Consider two relevant findings by the Guttmacher Institute (a think tank focused on sexual and reproductive health):
 •Strong evidence suggests that comprehensive approaches to sex education help young people both to withstand the pressures to have sex too soon and to have healthy, responsible and mutually protective relationships when they do become sexually active. 
There is no evidence to date that abstinence-only-until-marriage education delays teen sexual activity. Moreover, research shows that abstinence-only strategies may deter contraceptive use among sexually active teens, increasing their risk of unintended pregnancy and STIs.
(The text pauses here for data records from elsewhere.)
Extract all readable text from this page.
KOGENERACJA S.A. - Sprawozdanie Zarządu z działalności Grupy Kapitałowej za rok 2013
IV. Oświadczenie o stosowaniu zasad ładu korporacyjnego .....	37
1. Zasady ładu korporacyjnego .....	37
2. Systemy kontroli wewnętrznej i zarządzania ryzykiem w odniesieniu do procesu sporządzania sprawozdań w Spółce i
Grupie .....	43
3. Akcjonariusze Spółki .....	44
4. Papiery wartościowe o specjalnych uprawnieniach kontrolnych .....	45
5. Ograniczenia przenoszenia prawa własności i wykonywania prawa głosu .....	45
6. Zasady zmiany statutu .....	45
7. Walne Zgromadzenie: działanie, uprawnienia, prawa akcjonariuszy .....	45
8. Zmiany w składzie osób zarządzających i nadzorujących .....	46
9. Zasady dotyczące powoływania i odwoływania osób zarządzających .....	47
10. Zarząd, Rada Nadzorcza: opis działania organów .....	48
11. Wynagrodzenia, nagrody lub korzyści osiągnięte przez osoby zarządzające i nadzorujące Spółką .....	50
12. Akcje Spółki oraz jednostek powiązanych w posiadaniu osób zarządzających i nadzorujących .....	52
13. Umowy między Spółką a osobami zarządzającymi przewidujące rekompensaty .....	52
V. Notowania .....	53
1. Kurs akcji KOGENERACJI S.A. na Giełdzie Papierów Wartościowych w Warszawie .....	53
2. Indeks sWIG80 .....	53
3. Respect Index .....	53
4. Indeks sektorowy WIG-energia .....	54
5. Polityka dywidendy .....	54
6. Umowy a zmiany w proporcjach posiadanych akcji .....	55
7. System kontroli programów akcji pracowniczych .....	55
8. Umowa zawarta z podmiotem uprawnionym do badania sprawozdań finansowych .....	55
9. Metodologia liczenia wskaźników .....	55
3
Sex is an incredibly complicated matter, not just because we're still not sure of all the factors that drive sexual behavior (the nature vs. nurture thing), but because our identities, our emotional security, and our moral universes are so tightly connected to the topic.  While the Tennessee bill doesn't turn teachers into PDA police, it does turn schools into agencies of a sex education policy that has a dubious track record, an overly dark view of human sexuality, and makes up for both by trying to silence contrary voices with the threat of lawsuits and fines.